While this may seem like a humble brag, Laranjo insists: “I’m saying all these things because I think that’s a tangible manifestations of what otherwise ends up being a bunch of sentences, but we are fully accredited and audited as being really delivering impact in those places and it’s really important that we build a business that way.
“I want to work for an organisation that gives a shit.
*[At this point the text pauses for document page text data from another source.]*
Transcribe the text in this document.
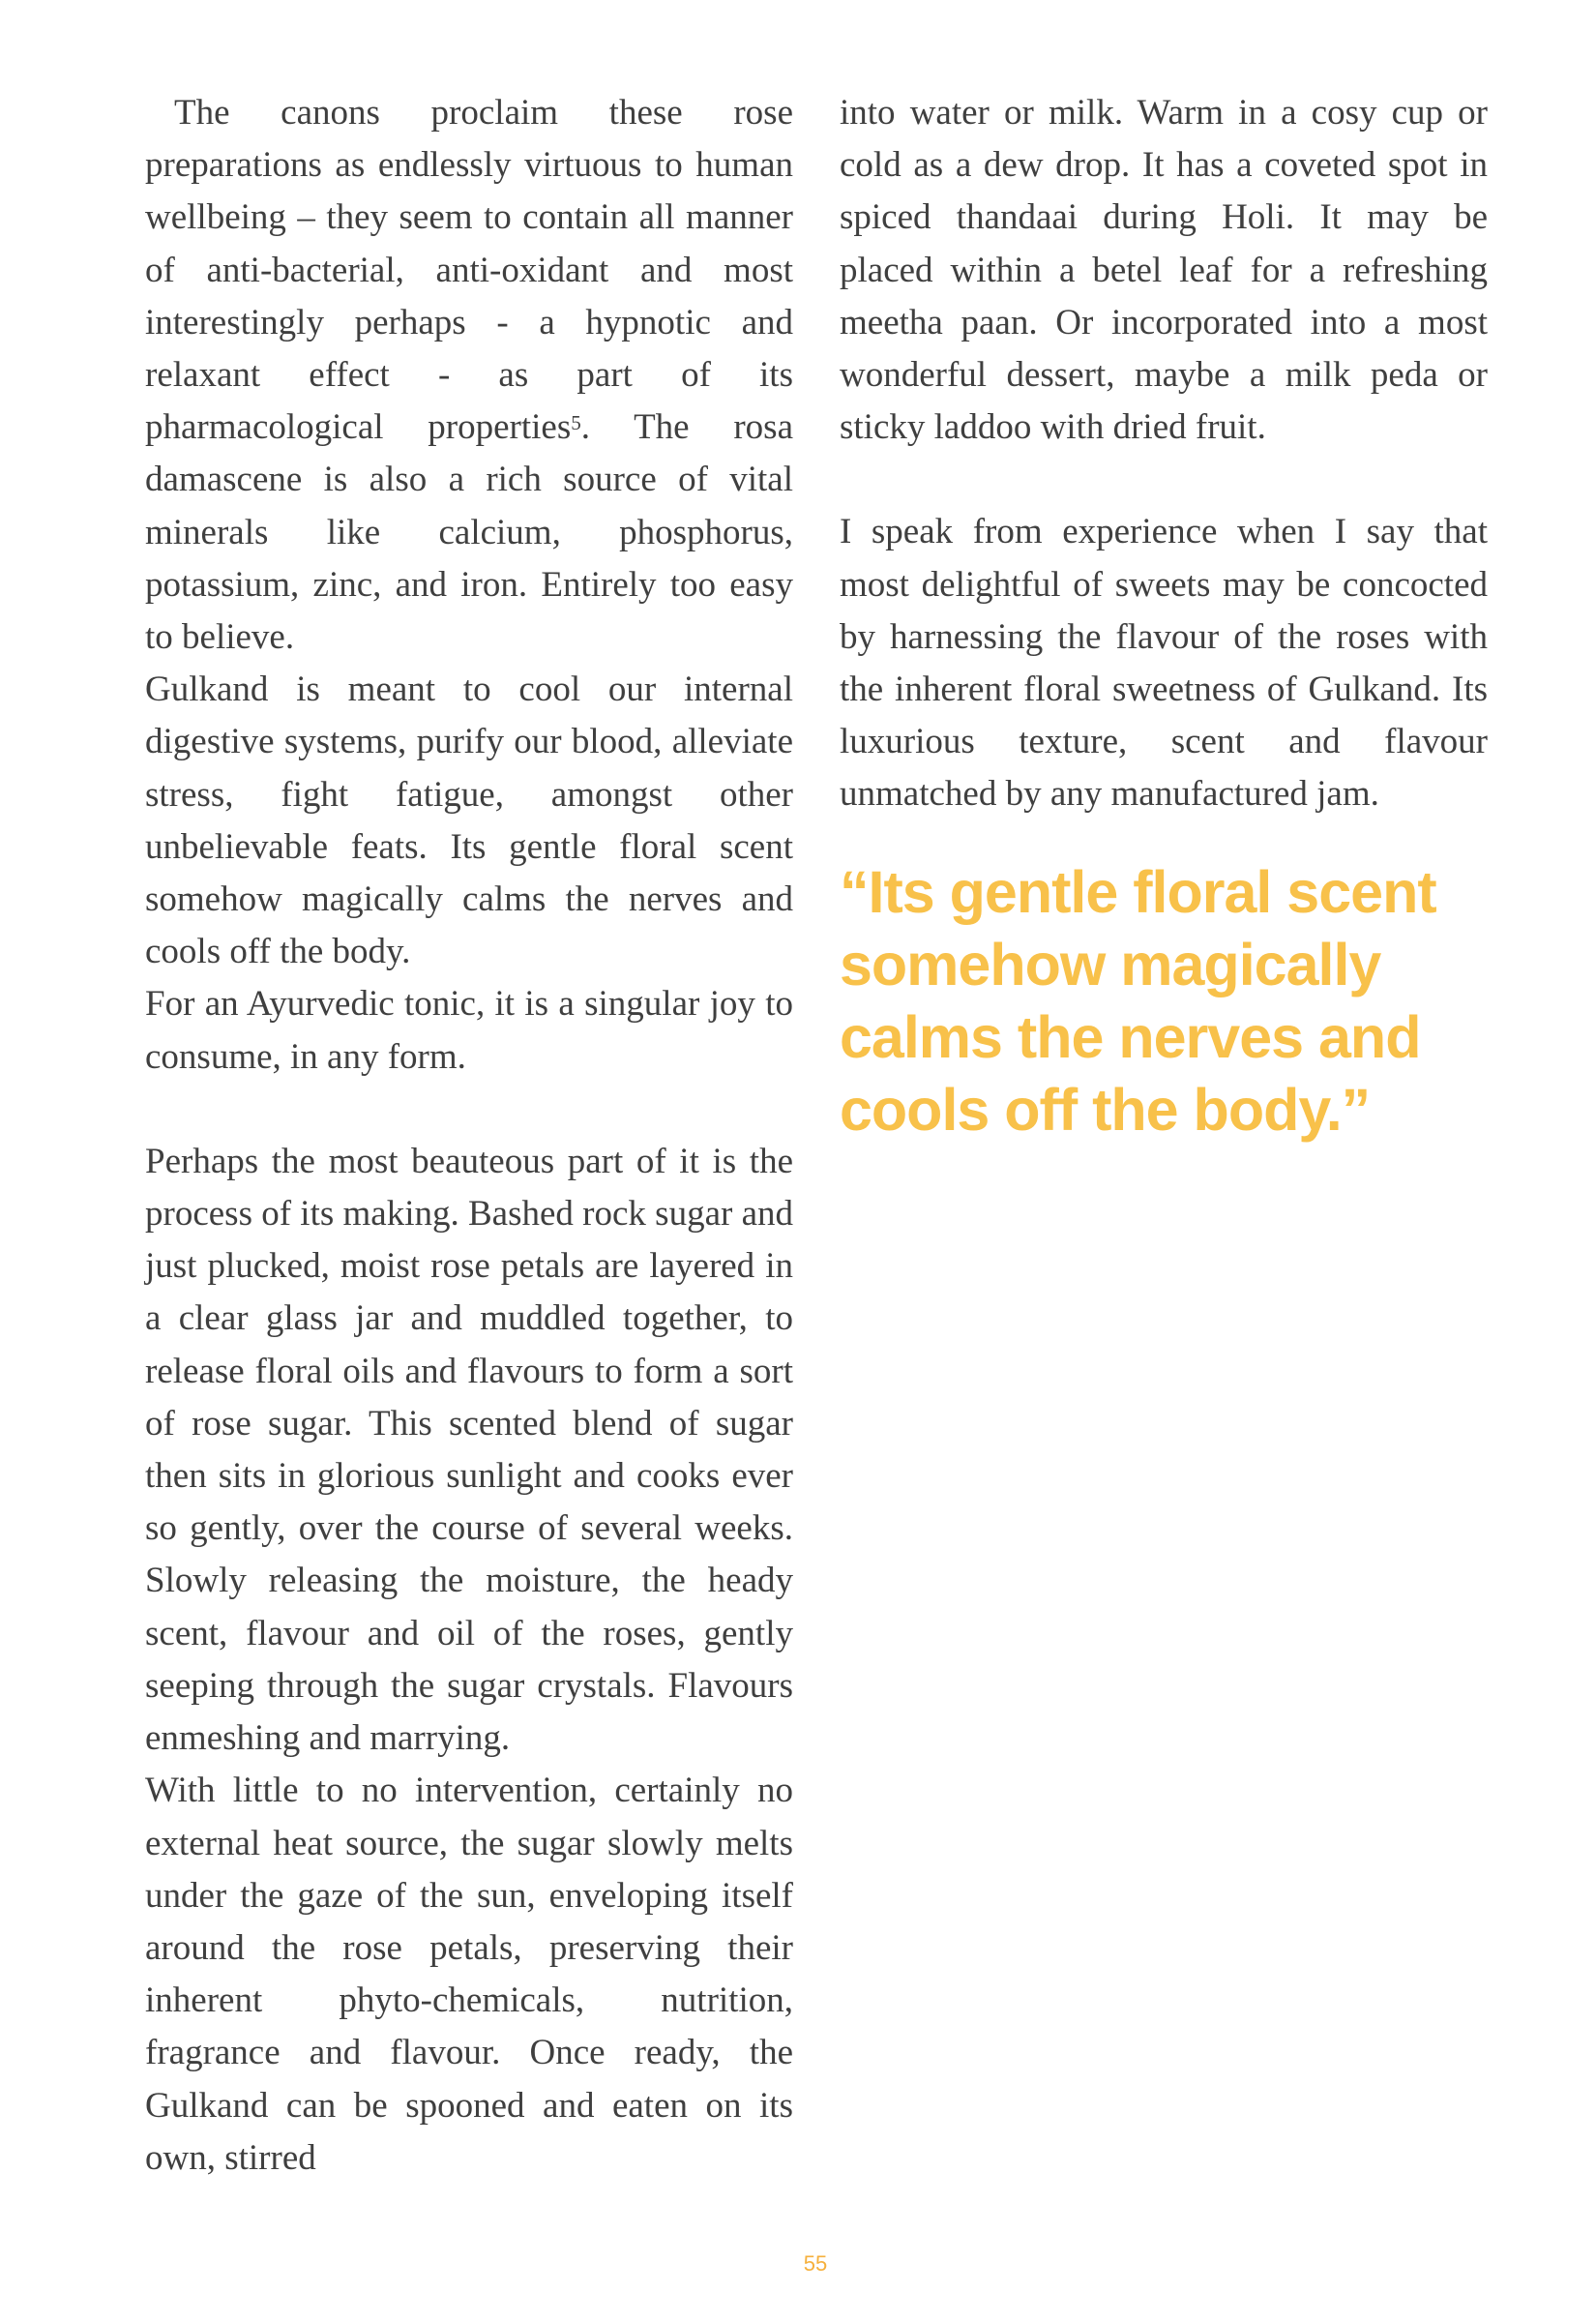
The canons proclaim these rose preparations as endlessly virtuous to human wellbeing – they seem to contain all manner of anti-bacterial, anti-oxidant and most interestingly perhaps - a hypnotic and relaxant effect - as part of its pharmacological properties$^5$. The rosa damascene is also a rich source of vital minerals like calcium, phosphorus, potassium, zinc, and iron. Entirely too easy to believe.

Gulkand is meant to cool our internal digestive systems, purify our blood, alleviate stress, fight fatigue, amongst other unbelievable feats. Its gentle floral scent somehow magically calms the nerves and cools off the body.

For an Ayurvedic tonic, it is a singular joy to consume, in any form.

Perhaps the most beauteous part of it is the process of its making. Bashed rock sugar and just plucked, moist rose petals are layered in a clear glass jar and muddled together, to release floral oils and flavours to form a sort of rose sugar. This scented blend of sugar then sits in glorious sunlight and cooks ever so gently, over the course of several weeks. Slowly releasing the moisture, the heady scent, flavour and oil of the roses, gently seeping through the sugar crystals. Flavours enmeshing and marrying.

With little to no intervention, certainly no external heat source, the sugar slowly melts under the gaze of the sun, enveloping itself around the rose petals, preserving their inherent phyto-chemicals, nutrition, fragrance and flavour. Once ready, the Gulkand can be spooned and eaten on its own, stirred

into water or milk. Warm in a cosy cup or cold as a dew drop. It has a coveted spot in spiced thandaai during Holi. It may be placed within a betel leaf for a refreshing meetha paan. Or incorporated into a most wonderful dessert, maybe a milk peda or sticky laddoo with dried fruit.

I speak from experience when I say that most delightful of sweets may be concocted by harnessing the flavour of the roses with the inherent floral sweetness of Gulkand. Its luxurious texture, scent and flavour unmatched by any manufactured jam.

“Its gentle floral scent somehow magically calms the nerves and cools off the body.”
55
I want to work for an organisation that tangibly gives a shit and doesn’t just say that they do, but I feel it when I come in.”
This ties in to curating the best relationships with teams and clients by communicating honestly and authentically, which he acknowledges sounds like buzzwords, but helps people feel like they can be themselves at work.
“Everyone’s happier when they’re able to be their authentic self at work,” he says.
‘Troubling headwinds’
Laranjo says the challenges for his agency are going to be similar for everyone.
He explains: “The combination of almost certain recession, insane inflationary pressure, compounded by Covid, the war in Ukraine and Brexit, has created some really troubling headwinds that are going to build up steam by Q3 and Q4. It’s going to be a very different landscape than it is at the moment.”
He warns these macro-economic and geo-political are going to translate into real-world problems.
“People will have less money, people will have more worries, people will have less confidence, people will be scared about using the little savings that they have when energy prices are going through the roof, when the inflation on price is going through the roof and that’s going to materially impact consumer confidence which will impact client customer and client confidence which will have an impact on budget,” he says.
While he describes Total Media as “very well-positioned to handle turbulence”, he says there’s only “a certain amount” anyone can insulate against these pressures.
Building a great team and getting out of the way as quickly as possible
Aside from his background in academia, insight and media, Laranjo describes himself as “one of the increasingly rare people” who comes into the office every day.
This is to avoid it feeling like living at work rather than working from home, and he enjoys the office environment, albeit with “ridiculous amounts of coffee” (he has at least four a day but he says luckily DeLonghi is a client so they are well-stocked on the caffeine front).
Laranjo is also a “bit of a sci-fi nerd amongst other things”. A new Star Trek: Picard series particularly struck a chord with him where Jean-Luc Picard talks about a trait of a leader that he likes, namely building a great team, giving them a direction that they buy into and then getting out of their way as quickly as possible.
Laranjo finds himself genuinely doing this more and more and concludes: “We’ve got some really good people who just need the space, the trust, the investment, the competence to back themselves and then I just get out of their way.”